One of the biggest struggles in today’s industry is the AI skills shortage. As the ambitions of countries and enterprises grow globally, the scarcity of AI talent is leaving the same stranded in their ambitions instead of immediate value. So much so that there is an ongoing war for AI talent.
In a previous iteration at our channel, we’ve covered how the AI talent shortage is flaring the fight for much sought after talent and leaving a gaping gulf between supply and demand, and creating the winners and losers in the war for AI talent. Additionally, we offered some suggestions for companies on what actions they can take to bolster their chances of attracting AI talent, such as:
- Leverage the company unique value and purpose
- Prioritise and offer best-in-class training over recruiting
- Prioritise diversity
- Engage with universities, meet-ups and conferences
From talking to our partners and research, we’ve discovered that AI talent shortage is a common challenge across all industries and the entire AI maturity ladder.
One of the central themes of this year’s NDSML Summit is the AI talent shortage and how to solve it. This is why we’ve added the online Job Fair – the first data, analytics, and AI job fair in the Nordics, which gathers Employers from some of the most innovative and tech-savvy companies in the Nordics and Job Seekers looking for new career opportunities within Data, Analytics and AI.
Being such a pervasive hurdle for realising the value of AI initiatives, we wanted to hear what the NDSML Summit speakers think about it and what they’d suggest as possible solutions for the AI talent challenge.
Supply will grow in the following years
Dan Saattrup Nielsen, Research Associate in Machine Learning at the University of Bristol, states that the “supply” of talented data scientists will grow a lot over the next couple of years.
“When I started my machine learning journey, not more than a few years ago, the main resources out there to get started were a couple of books and a handful of online courses. We’re now almost drowning in high-quality learning material, as well as dozens of data science degrees becoming available at universities,” adds Dan.
Calming down of the machine learning hype
Recently, machine learning and data science have gone through a “hype peak”, the top of which every company wanted to have a slice of the data cake and started searching for data scientists. But by now, Dan believes that the hype has calmed down a bit. This has resulted in companies and people being more realistic about what machine learning can and cannot do presently, which has probably dampened the increase in demand for data scientists, he adds.
Greater awareness of the companies’ needs
Another trend Dan emphasised regarding the AI skills shortage, but which has come along with the slow maturity of the field, is that companies are becoming more aware of what they need.
Previously data scientists were expected to be “full-stack”, the concept of which is a myth more than anything. But now, these skills have been broken up into more specialised positions, Dan explains.
Several positions instead of one unicorn position
Dan suggests that instead of the unicorn, full-stack data scientist, several roles are developing – each responsible for different stages of the data analytics processes.

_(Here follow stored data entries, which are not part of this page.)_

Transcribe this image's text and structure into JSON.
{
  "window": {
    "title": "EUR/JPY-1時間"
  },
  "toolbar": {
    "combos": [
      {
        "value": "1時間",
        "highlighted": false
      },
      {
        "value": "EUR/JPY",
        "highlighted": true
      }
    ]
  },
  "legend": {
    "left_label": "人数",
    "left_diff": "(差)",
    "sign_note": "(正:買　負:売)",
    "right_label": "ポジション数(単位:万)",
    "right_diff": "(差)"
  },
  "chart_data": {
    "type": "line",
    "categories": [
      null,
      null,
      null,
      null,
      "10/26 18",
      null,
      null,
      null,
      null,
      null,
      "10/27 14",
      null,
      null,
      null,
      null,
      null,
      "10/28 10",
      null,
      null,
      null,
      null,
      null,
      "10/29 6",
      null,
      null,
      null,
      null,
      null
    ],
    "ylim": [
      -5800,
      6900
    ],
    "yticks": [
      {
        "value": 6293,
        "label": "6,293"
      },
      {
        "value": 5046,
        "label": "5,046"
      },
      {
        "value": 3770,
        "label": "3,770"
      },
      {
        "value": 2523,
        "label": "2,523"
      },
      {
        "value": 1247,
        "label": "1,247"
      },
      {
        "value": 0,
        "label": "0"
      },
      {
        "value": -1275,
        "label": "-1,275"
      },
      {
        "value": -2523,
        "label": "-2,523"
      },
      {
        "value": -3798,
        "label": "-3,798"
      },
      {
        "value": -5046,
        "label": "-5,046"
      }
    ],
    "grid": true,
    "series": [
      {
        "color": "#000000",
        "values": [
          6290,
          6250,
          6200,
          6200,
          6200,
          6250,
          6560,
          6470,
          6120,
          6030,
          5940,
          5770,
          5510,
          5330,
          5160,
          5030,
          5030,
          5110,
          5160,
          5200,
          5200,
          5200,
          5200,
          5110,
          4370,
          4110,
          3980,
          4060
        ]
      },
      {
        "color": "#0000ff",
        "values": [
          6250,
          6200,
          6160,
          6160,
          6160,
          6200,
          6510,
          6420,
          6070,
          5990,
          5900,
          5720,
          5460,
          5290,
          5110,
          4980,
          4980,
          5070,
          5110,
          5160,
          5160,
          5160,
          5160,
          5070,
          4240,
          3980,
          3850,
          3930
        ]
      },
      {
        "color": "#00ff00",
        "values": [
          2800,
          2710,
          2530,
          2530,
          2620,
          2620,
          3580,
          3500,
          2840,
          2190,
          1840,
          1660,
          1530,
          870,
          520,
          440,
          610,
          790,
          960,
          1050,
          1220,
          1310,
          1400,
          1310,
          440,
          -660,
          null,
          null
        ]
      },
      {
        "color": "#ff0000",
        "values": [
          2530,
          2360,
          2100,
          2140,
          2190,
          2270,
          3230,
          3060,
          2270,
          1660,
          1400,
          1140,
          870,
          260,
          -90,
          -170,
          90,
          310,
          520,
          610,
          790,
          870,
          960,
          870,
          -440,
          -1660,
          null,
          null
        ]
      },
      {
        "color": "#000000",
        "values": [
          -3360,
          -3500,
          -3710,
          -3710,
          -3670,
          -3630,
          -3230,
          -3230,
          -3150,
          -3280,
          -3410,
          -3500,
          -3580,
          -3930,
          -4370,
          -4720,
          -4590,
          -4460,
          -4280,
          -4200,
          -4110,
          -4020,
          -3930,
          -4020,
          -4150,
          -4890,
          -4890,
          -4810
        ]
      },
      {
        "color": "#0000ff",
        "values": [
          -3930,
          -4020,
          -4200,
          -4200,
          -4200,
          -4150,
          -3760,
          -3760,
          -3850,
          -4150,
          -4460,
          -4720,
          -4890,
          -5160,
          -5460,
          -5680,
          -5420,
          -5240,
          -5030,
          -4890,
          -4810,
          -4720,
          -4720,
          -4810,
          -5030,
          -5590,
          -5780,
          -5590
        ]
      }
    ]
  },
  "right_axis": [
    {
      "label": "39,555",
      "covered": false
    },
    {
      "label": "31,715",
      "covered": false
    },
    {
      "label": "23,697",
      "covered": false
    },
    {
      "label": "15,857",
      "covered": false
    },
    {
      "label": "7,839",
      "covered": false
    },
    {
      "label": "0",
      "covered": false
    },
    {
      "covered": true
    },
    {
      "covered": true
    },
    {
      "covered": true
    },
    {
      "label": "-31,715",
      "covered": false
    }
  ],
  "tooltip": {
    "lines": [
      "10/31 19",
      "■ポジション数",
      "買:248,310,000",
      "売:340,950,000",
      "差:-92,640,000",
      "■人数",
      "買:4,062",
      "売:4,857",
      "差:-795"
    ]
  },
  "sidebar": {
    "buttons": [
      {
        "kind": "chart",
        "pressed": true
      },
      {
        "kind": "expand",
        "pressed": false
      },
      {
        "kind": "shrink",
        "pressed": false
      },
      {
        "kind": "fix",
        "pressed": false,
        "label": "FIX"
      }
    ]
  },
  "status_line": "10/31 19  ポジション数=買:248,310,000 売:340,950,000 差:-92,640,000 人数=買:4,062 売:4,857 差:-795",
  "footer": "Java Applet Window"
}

One popular such position is a Data Engineer, who is the person in charge of setting up the data pipelines for the company, making sure that the databases are maintained and data is readily available. The Data Analyst will analyse this data and supply the company with valuable insights, accompanied by data visualisations. The Machine Learning Engineer would build and train machine learning models based on this data to be able to predict valuable information to the company, the MLOps Engineer would be in charge of setting up the pipelines to put these models into production, and the Machine Learning Researcher would develop new machine learning algorithms that might be useful to the company.
“Of course, in many cases, people are wearing multiple hats, especially in smaller companies”, explains Dan.
However, this splitting up of the Data Scientist role also makes it easier for people to specialise in a particular area, rather than having to know absolutely everything. The companies can seek the specialised knowledge that they need. “I think this helps bridge the AI skills gap as well,” suggests Dan.
AI education in early stages
Nastaran Ghadar, Engineering Manager at Twitter, believes that introducing AI and ML in education as early as possible would significantly improve the AI skills shortage.
“I believe that we should start exposing the new generation from early stages in their education to AI and ML. The world is changing every day and to keep up with it, we need to constantly teach ourselves about the new technologies and findings in different areas,” emphasises Nastatan.
In the meantime, since AI is literally everywhere, Nastaran suggests that reading short articles or taking online courses to understand the general concepts and new findings can be a great step towards closing the gap between demand and supply.
“I have seen folks that graduated several years ago from college with no AI background, different self-learning applications in AI depending on their interests and being able to apply them to their current roles. If you are interested in working on AI and have no prior experience, you shouldn’t be afraid to start learning and using it. Just start simple, pick a side project, use many of the available online resources and build an end to end pipeline. After finishing a few examples, you can also use them in your daily job,” Nastaran adds.